The Chilean Army will remove anti-tank land mines planted during the dictatorship of Augusto Pinochet (1973-1990), near the road that leads to a national park located in Patagonia, southern Chile, according to a military source.
“There are five minefields that pose considerable danger to those who travel the road, so we aim at minimizing the risks for tourists,” said Luis Zegpi, the Army 5th Division’s Commander-in-Chief, on September 23.
The mines were positioned in the late 70s, near the road leading to Torres del Paine National Park, 1,864 miles south of Santiago, near the border with Argentina. Torres del Paine is the most visited park in the country, with over 150,000 visitors per year.
“We are working to respond to a very urgent need,” added Zegpi, since this destination is very popular among tourists, and the only precaution to avoid accidents are signs that state “Danger, Minefield”.
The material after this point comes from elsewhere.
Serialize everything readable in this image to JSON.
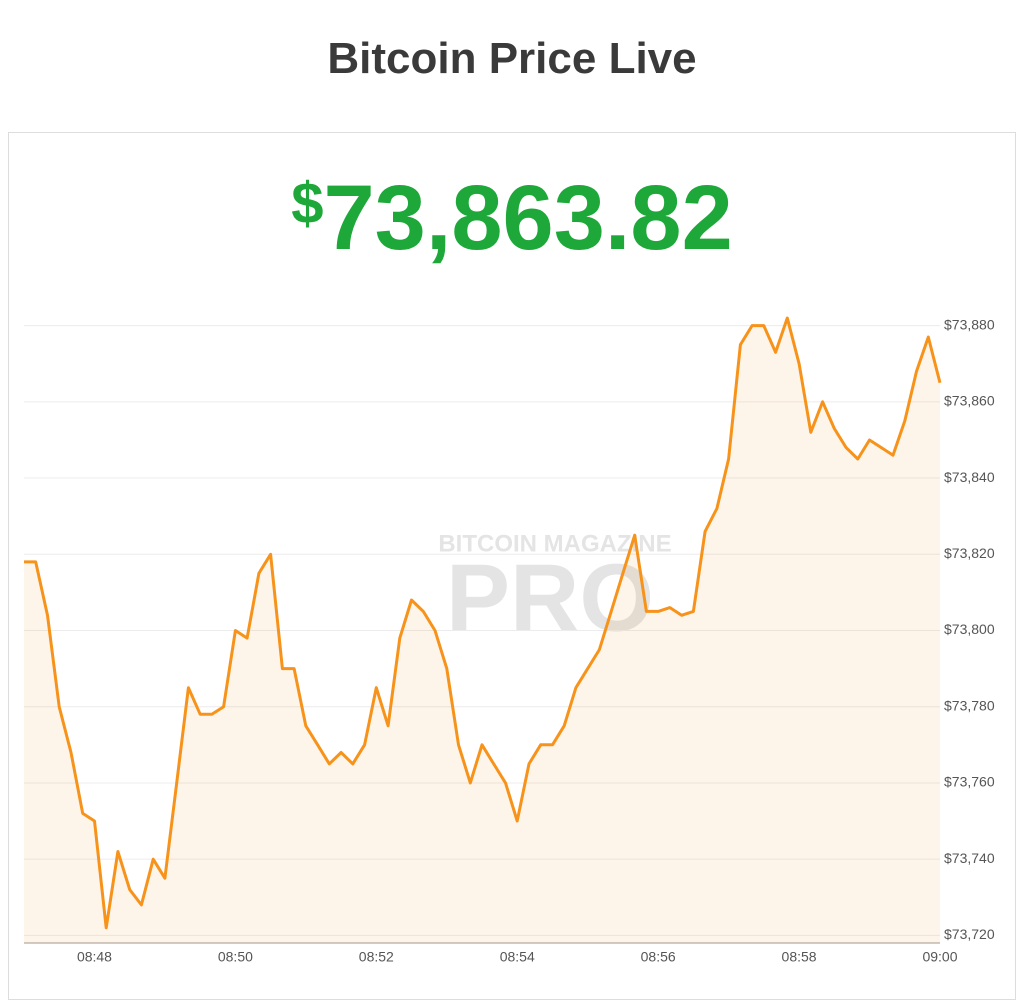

In Chile, more than 180,000 mines were buried in the northern and southern borders of the country during Pinochet’s dictatorship, and so far, about 50,000 mines have been eradicated, according to the Ministry of Defense.
Last February, the Chilean-Peruvian border was closed due to a heavy storm that caused a land mine slide into the area, and in May, a Peruvian citizen died in a land mine explosion while he was trying to cross the international border illegally. In August, Chile and Peru agreed to delegate the removal of border mines to the humanitarian organization Norwegian People’s Aid.